As survivor Esther Bauer put it: “The first twenty years we couldn’t talk about it. For the next twenty years no-one wanted to hear about it. Only in the next twenty years did people start asking questions.”

When reading these books I have two immediate responses. One is to try to imagine how I would have coped with those kind of circumstances, and how I would have behaved. The second response is always to ask what this tells us about the nature of human beings,  of good and evil, hope and despair.

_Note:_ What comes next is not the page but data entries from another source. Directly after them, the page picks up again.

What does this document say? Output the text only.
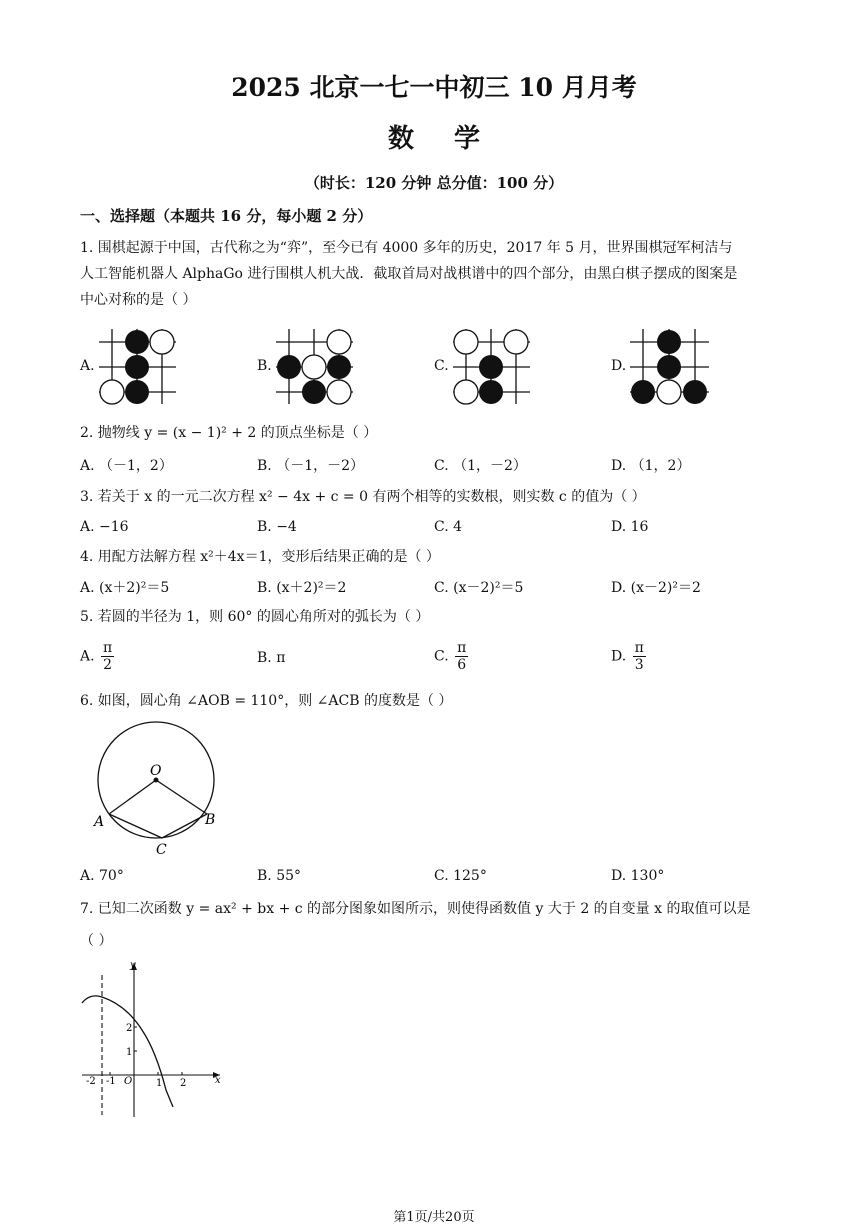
2025 北京一七一中初三 10 月月考
数学
（时长：120 分钟 总分值：100 分）
一、选择题（本题共 16 分，每小题 2 分）
1. 围棋起源于中国，古代称之为“弈”，至今已有 4000 多年的历史，2017 年 5 月，世界围棋冠军柯洁与
人工智能机器人 AlphaGo 进行围棋人机大战．截取首局对战棋谱中的四个部分，由黑白棋子摆成的图案是
中心对称的是（ ）
A.	B.	C.	D.
2. 抛物线 y = (x − 1)² + 2 的顶点坐标是（ ）
A. （－1，2）	B. （－1，－2）	C. （1，－2）	D. （1，2）
3. 若关于 x 的一元二次方程 x² − 4x + c = 0 有两个相等的实数根，则实数 c 的值为（ ）
A. −16	B. −4	C. 4	D. 16
4. 用配方法解方程 x²＋4x＝1，变形后结果正确的是（ ）
A. (x＋2)²＝5	B. (x＋2)²＝2	C. (x－2)²＝5	D. (x－2)²＝2
5. 若圆的半径为 1，则 60° 的圆心角所对的弧长为（ ）
A. $\frac{\pi}{2}$	B. π	C. $\frac{\pi}{6}$	D. $\frac{\pi}{3}$
6. 如图，圆心角 ∠AOB = 110°，则 ∠ACB 的度数是（ ）
O
A	B
C
A. 70°	B. 55°	C. 125°	D. 130°
7. 已知二次函数 y = ax² + bx + c 的部分图象如图所示，则使得函数值 y 大于 2 的自变量 x 的取值可以是
（ ）
y
x
O
2
1
-2 -1	1 2
第1页/共20页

This time, I had the following thought:

The essential requirement for “hope” seems to be “macro” thinking. For many of us, when life’s “normal” we live our little lives with our small goals. But when Force Majeure intervenes, throwing us into a survival situation – be that earthquake, tsunami, terrorist atrocity, or Nazi Holocaust – our goals shift from “micro” thinking to “macro” thinking, at the point where lives and hopes and dreams are torn apart – a shift takes place. A new goal replaces the old: to survive; or to know that your story might be known in the future. And these three women would have hoped that their as yet unborn babies would be the living embodiment of that.

Published by SC Skillman

I'm a writer of psychological, paranormal and mystery fiction and non-fiction. My latest book, 'Paranormal Warwickshire', was published by Amberley Publishing in November 2020. Find all my published books here: https://amzn.to/2UktQ6x

2 thoughts on “Book Review: Born Survivors by Wendy Holden

  1. Thanks for reviewing this. I’ve just finished reading it having bought it on the strength of your review. Very moving. Words fail me, but these true stories must never be forgotten.

    1. Thank you for your comment Sandra. I’m pleased that my review encouraged you to read the book. Yes, it is almost beyond words isn’t it; and yet the astonishing fact is that the resilience of the human spirit is what I carry away with me from reading these accounts.